Do you ever wonder why it seems like idiots rule? Or that in any human group, it is only a matter of time before the “committee mentality” takes over and everyone is nodding enthusiastically to some transparently stupid idea?

Most of humanity are not that bright and not that morally upright, and their inability to see this gives them a zeal and fanaticism in taking over anything good shortly before destroying it. In groups, people defer to the group, which means the lowest common denominator prevails.

The Soviet Union was not a historical aberration; it was the norm. The Earth is littered with failed societies that all died the same way, through mismanagement caused by the pursuit of pleasant illusions that “most people like” instead of focusing on the knotty, difficult, erratic, and often visually paradoxical issues that confront societies that have succeeded.

These come about through a pair of human pathologies called the Dunning-Kruger effect and the Downing Effect. These signify that our least intelligent are the most confident, where our intelligent are not.
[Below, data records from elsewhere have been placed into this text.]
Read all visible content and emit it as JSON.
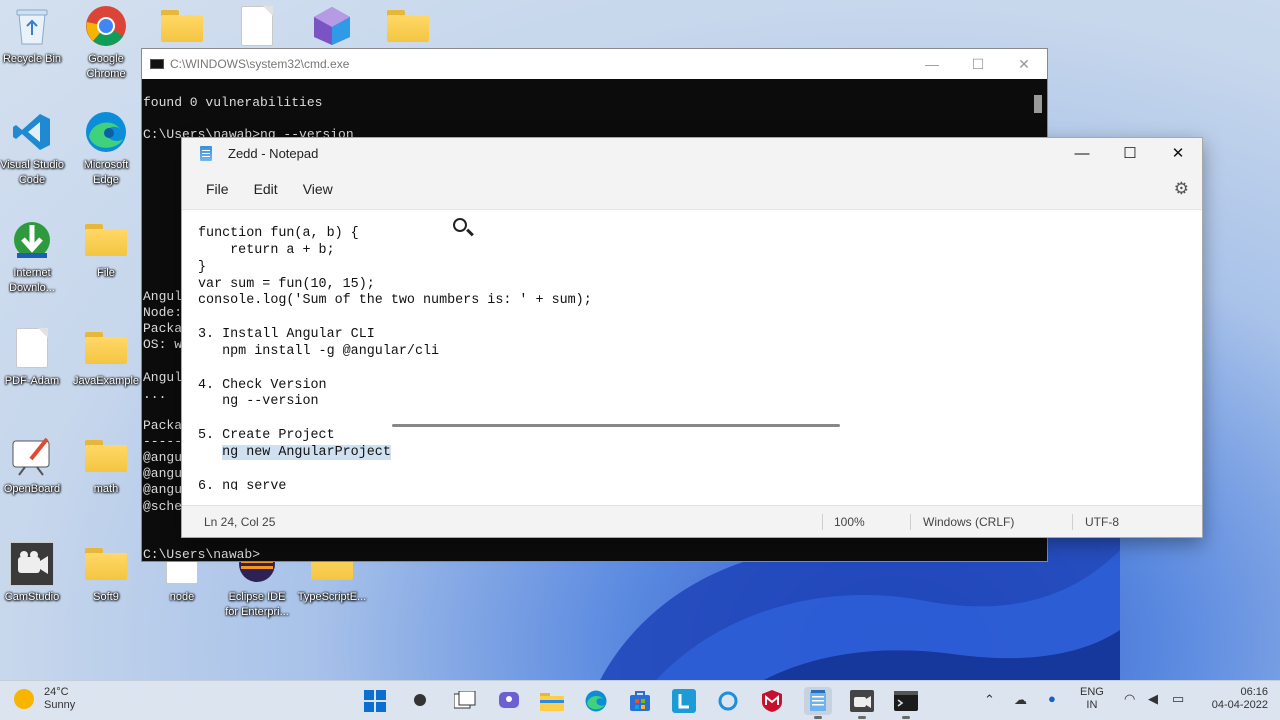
{
  "desktop": {
    "icons": [
      {
        "label": "Recycle Bin",
        "icon": "recycle-bin-icon"
      },
      {
        "label": "Google Chrome",
        "icon": "chrome-icon"
      },
      {
        "label": "Visual Studio Code",
        "icon": "vscode-icon"
      },
      {
        "label": "Microsoft Edge",
        "icon": "edge-icon"
      },
      {
        "label": "Internet Downlo...",
        "icon": "idm-icon"
      },
      {
        "label": "File",
        "icon": "folder-icon"
      },
      {
        "label": "PDF-Adam",
        "icon": "document-icon"
      },
      {
        "label": "JavaExample",
        "icon": "folder-icon"
      },
      {
        "label": "OpenBoard",
        "icon": "openboard-icon"
      },
      {
        "label": "math",
        "icon": "folder-icon"
      },
      {
        "label": "CamStudio",
        "icon": "camstudio-icon"
      },
      {
        "label": "Soft9",
        "icon": "folder-icon"
      },
      {
        "label": "node",
        "icon": "document-icon"
      },
      {
        "label": "Eclipse IDE for Enterpri...",
        "icon": "eclipse-icon"
      },
      {
        "label": "TypeScriptE...",
        "icon": "folder-icon"
      }
    ]
  },
  "cmd": {
    "title": "C:\\WINDOWS\\system32\\cmd.exe",
    "lines": {
      "l1": "found 0 vulnerabilities",
      "l2": "C:\\Users\\nawab>ng --version",
      "l3": "Angul",
      "l4": "Node:",
      "l5": "Packa",
      "l6": "OS: w",
      "l7": "Angul",
      "l8": "...",
      "l9": "Packa",
      "l10": "-----",
      "l11": "@angu",
      "l12": "@angu",
      "l13": "@angu",
      "l14": "@sche",
      "prompt": "C:\\Users\\nawab>"
    }
  },
  "notepad": {
    "title": "Zedd - Notepad",
    "menu": {
      "file": "File",
      "edit": "Edit",
      "view": "View"
    },
    "content": {
      "c1": "function fun(a, b) {",
      "c2": "    return a + b;",
      "c3": "}",
      "c4": "var sum = fun(10, 15);",
      "c5": "console.log('Sum of the two numbers is: ' + sum);",
      "c6": "",
      "c7": "3. Install Angular CLI",
      "c8": "   npm install -g @angular/cli",
      "c9": "",
      "c10": "4. Check Version",
      "c11": "   ng --version",
      "c12": "",
      "c13": "5. Create Project",
      "c14_indent": "   ",
      "c14_selected": "ng new AngularProject",
      "c15": "",
      "c16": "6. ng serve"
    },
    "status": {
      "position": "Ln 24, Col 25",
      "zoom": "100%",
      "line_ending": "Windows (CRLF)",
      "encoding": "UTF-8"
    }
  },
  "taskbar": {
    "weather": {
      "temp": "24°C",
      "condition": "Sunny"
    },
    "apps": [
      "start-icon",
      "search-icon",
      "task-view-icon",
      "chat-icon",
      "file-explorer-icon",
      "edge-icon",
      "store-icon",
      "launcher-icon",
      "cortana-icon",
      "mcafee-icon",
      "notepad-icon",
      "camstudio-icon",
      "terminal-icon"
    ],
    "tray": {
      "lang_top": "ENG",
      "lang_bottom": "IN",
      "time": "06:16",
      "date": "04-04-2022"
    }
  }
}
Take a look at the Dunning-Kruger analysis to see how this works:

In 1995, McArthur Wheeler walked into two Pittsburgh banks and robbed them in broad daylight, with no visible attempt at disguise. He was arrested later that night, less than an hour after videotapes of him taken from surveillance cameras were broadcast on the 11 o’clock news. When police later showed him the surveillance tapes, Mr. Wheeler stared in incredulity. “But I wore the juice,” he mumbled. Apparently, Mr. Wheeler was under the impression that rubbing one’s face with lemon juice rendered it invisible to videotape cameras (Fuocco, 1996).

We argue that when people are incompetent in the strategies they adopt to achieve success and satisfaction, they suffer a dual burden: Not only do they reach erroneous conclusions and make unfortunate choices, but their incompetence robs them of the ability to realize it. Instead, like Mr. Wheeler, they are left with the mistaken impression that they are doing just fine. As Miller (1993) perceptively observed in the quote that opens this article, and as Charles Darwin (1871) sagely noted over a century ago, “ignorance more frequently begets confidence than does knowledge” (p. 3).

Fascinating. How is it that the least competent assume they are the most competent?

Answer: their perspective is entirely relative to themselves, and they have made no attempt to overcome this and see the world from a quasi-objective view, the same one that science, history, philosophy et al can give to us — if we’re smart enough to perceive it.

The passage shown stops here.